Sherwood Anderson, Shakespeare, St. John Parse, Ernest Hemingway. These were hardly the writers inspiring usual 1950s science-fiction. Indeed, Bradbury’s achievement stands in direct relation to his ability to meld together two separate worlds: genre fiction and literary fiction. That he did so successfully –and that The Martian Chronicles was a popular bestseller – broke open the door for genre-bending writers in the latter half of the twentieth century, everyone from Kurt Vonnegut to Stephen King to JG Ballard.
This is perhaps the greatest legacy of The Martian Chronicles. That in radically departing from the norms and standards of the genre from which it was born, it shone a light on a path few had thought to tread before. It put to rest any doubts that the trappings of a popular genre could be used to address, as William Faulkner put it, the human heart in conflict with itself.
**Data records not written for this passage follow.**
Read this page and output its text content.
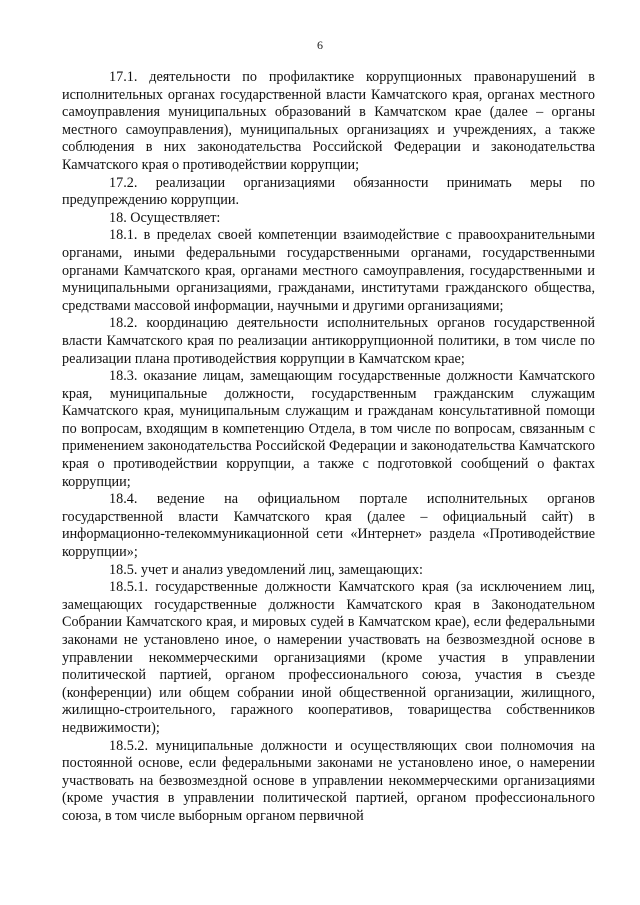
6

17.1. деятельности по профилактике коррупционных правонарушений в исполнительных органах государственной власти Камчатского края, органах местного самоуправления муниципальных образований в Камчатском крае (далее – органы местного самоуправления), муниципальных организациях и учреждениях, а также соблюдения в них законодательства Российской Федерации и законодательства Камчатского края о противодействии коррупции;

17.2. реализации организациями обязанности принимать меры по предупреждению коррупции.

18. Осуществляет:

18.1. в пределах своей компетенции взаимодействие с правоохранительными органами, иными федеральными государственными органами, государственными органами Камчатского края, органами местного самоуправления, государственными и муниципальными организациями, гражданами, институтами гражданского общества, средствами массовой информации, научными и другими организациями;

18.2. координацию деятельности исполнительных органов государственной власти Камчатского края по реализации антикоррупционной политики, в том числе по реализации плана противодействия коррупции в Камчатском крае;

18.3. оказание лицам, замещающим государственные должности Камчатского края, муниципальные должности, государственным гражданским служащим Камчатского края, муниципальным служащим и гражданам консультативной помощи по вопросам, входящим в компетенцию Отдела, в том числе по вопросам, связанным с применением законодательства Российской Федерации и законодательства Камчатского края о противодействии коррупции, а также с подготовкой сообщений о фактах коррупции;

18.4. ведение на официальном портале исполнительных органов государственной власти Камчатского края (далее – официальный сайт) в информационно-телекоммуникационной сети «Интернет» раздела «Противодействие коррупции»;

18.5. учет и анализ уведомлений лиц, замещающих:

18.5.1. государственные должности Камчатского края (за исключением лиц, замещающих государственные должности Камчатского края в Законодательном Собрании Камчатского края, и мировых судей в Камчатском крае), если федеральными законами не установлено иное, о намерении участвовать на безвозмездной основе в управлении некоммерческими организациями (кроме участия в управлении политической партией, органом профессионального союза, участия в съезде (конференции) или общем собрании иной общественной организации, жилищного, жилищно-строительного, гаражного кооперативов, товарищества собственников недвижимости);

18.5.2. муниципальные должности и осуществляющих свои полномочия на постоянной основе, если федеральными законами не установлено иное, о намерении участвовать на безвозмездной основе в управлении некоммерческими организациями (кроме участия в управлении политической партией, органом профессионального союза, в том числе выборным органом первичной
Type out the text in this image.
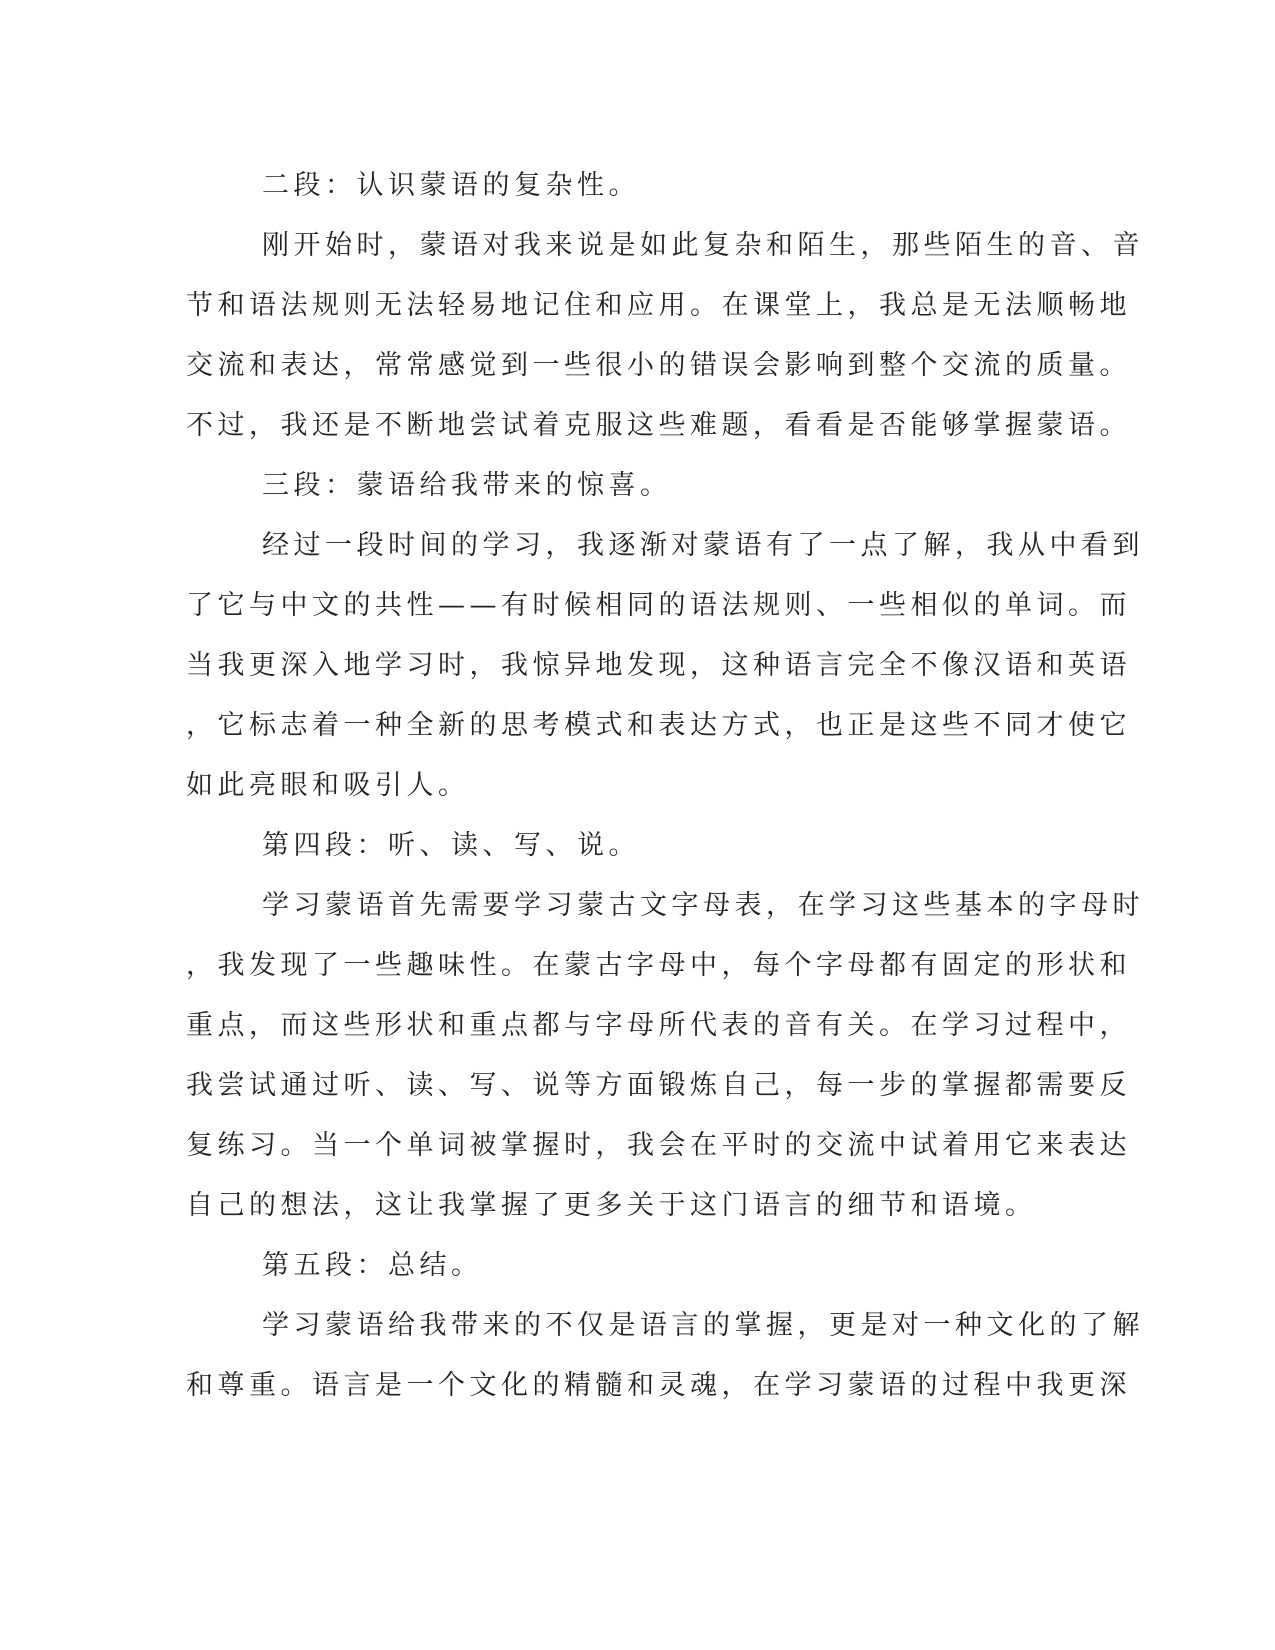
二段：认识蒙语的复杂性。
刚开始时，蒙语对我来说是如此复杂和陌生，那些陌生的音、音
节和语法规则无法轻易地记住和应用。在课堂上，我总是无法顺畅地
交流和表达，常常感觉到一些很小的错误会影响到整个交流的质量。
不过，我还是不断地尝试着克服这些难题，看看是否能够掌握蒙语。
三段：蒙语给我带来的惊喜。
经过一段时间的学习，我逐渐对蒙语有了一点了解，我从中看到
了它与中文的共性——有时候相同的语法规则、一些相似的单词。而
当我更深入地学习时，我惊异地发现，这种语言完全不像汉语和英语
，它标志着一种全新的思考模式和表达方式，也正是这些不同才使它
如此亮眼和吸引人。
第四段：听、读、写、说。
学习蒙语首先需要学习蒙古文字母表，在学习这些基本的字母时
，我发现了一些趣味性。在蒙古字母中，每个字母都有固定的形状和
重点，而这些形状和重点都与字母所代表的音有关。在学习过程中，
我尝试通过听、读、写、说等方面锻炼自己，每一步的掌握都需要反
复练习。当一个单词被掌握时，我会在平时的交流中试着用它来表达
自己的想法，这让我掌握了更多关于这门语言的细节和语境。
第五段：总结。
学习蒙语给我带来的不仅是语言的掌握，更是对一种文化的了解
和尊重。语言是一个文化的精髓和灵魂，在学习蒙语的过程中我更深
It is here too that Bradbury distinguished himself. He used to joke that, early on in his career, editors would send back his stories with rejection letters, noting that he focused too much on people and not enough on science. But Bradbury never saw himself as a ‘science-fiction writer’. He was, in his own mind, a writer. No adjective needed. This may go a long way in explaining his appeal, and in illuminating how The Martian Chronicles changed not only a genre, but modern literature itself.